Not long after Rouse, his high school team, was eliminated from the playoffs in early May, the Texas relief pitcher went back to talk with the team he had a hand in making a perennial power.

Instead of talking about any struggles he might be having with the Longhorns, they gave him blue Gatorade that seemly had supernatural powers and asked if he’d keep coming back.

“I was having a tough time mentally with some things,” Southard said. “I went back and saw the kids there. They kind of gave me some hope. Just seeing those kids kind of look up to me, that’s kind of what changed.

“I only drink blue Gatorade now.”

Since May 10, Southard has allowed just three hits and zero runs in 10.1 innings, including a career-high six strikeouts in a season-high three innings in Sunday’s win over Air Force to clinch the Austin Regional.

“(Jared) can get fired up,” Rouse head coach Chad Krempin said. “He was more explicit than I wanted him to be, but I think he enjoyed being around the kids, and they look up to him. He’s superman to some of these guys.”

Southard was selected in the 20th round by the Los Angeles Angels in the 2019 MLB draft but elected to stay committed to the Longhorns.

He made just three appearances and pitched 2.1 innings in the COVID-shortened 2020 season, and pitched 10 innings across 12 appearances with 16 strikeouts and seven walks without allowing a run in 2021.

This season, Southard has 42 strikeouts and 18 walks in more than 25 innings. He earned the win Sunday against the Falcons, his fourth of the season.

“He’s been growing and growing,” Texas head coach David Pierce said. “We respect him so much because he puts in the work and he’s been around the ballpark. It’s been a long process for him. I still don’t know if he’s there yet as far as the consistency, but he works at it so hard.”

Pierce said Southard would talk about how he could personally improve delivery and his stuff, but it took a conversation with him to start focusing on his teammates.

Since then, Pierce said Southard has been setting up batting practice by himself for over a year now. After pitching three innings against Air Force, he was running sprints alone in the outfield until midnight.
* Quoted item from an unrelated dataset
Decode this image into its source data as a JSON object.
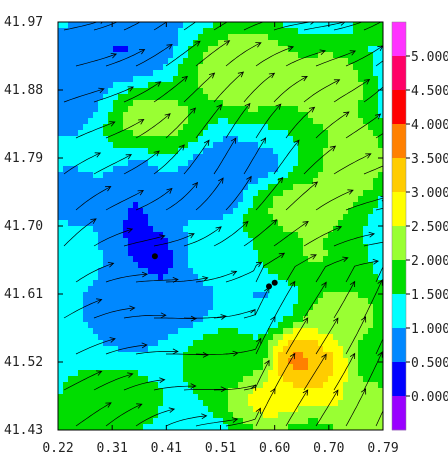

“He has become the ultimate teammate, and there’s not one player on that team that doesn’t pull for him because of all the things he does for them,” Pierce said. “I see maturity and being very selfless and being concerned about his team.”

Southard has always been focused on improving.

When it gets to the point that he’s being a little too hard on himself, whether it’s Pierce at Texas, Krempin at Rouse or his teammates on the Longhorns or former teammates with the Raiders are there to offer encouragement.

“I’ve always been committed at Texas,” Southard said. “My coaches and teammates and friends have always had my back.”

That’s part of the culture Krempin has built at Rouse.

The year before he was hired in 2018, the Rouse baseball program was coming off a season in which the Raiders failed to win a district game and finished the season on a 14-game losing streak.

Since then, Rouse has won two district titles, made the playoffs every year they’ve been held and made it to the state tournament for the first time in school history last season.

Southard is one of a long list of players now in college that helped Krempin turn around the program, including Dalton Porter (Texas Tech), Hayden Thomas (Texas A&M-Corpus Christi) and Cody Vannoy (Tarleton State), and could go on even longer.

“A lot of our college guys come back, and I take as much pride in that as anything,” Krempin said. “All those guys mean a lot to our program. It’s important to our guys to see that in the past, that didn’t happen much, now we’ve got all these guys that play and go on to the next level. It’s hope for them that they can do that.”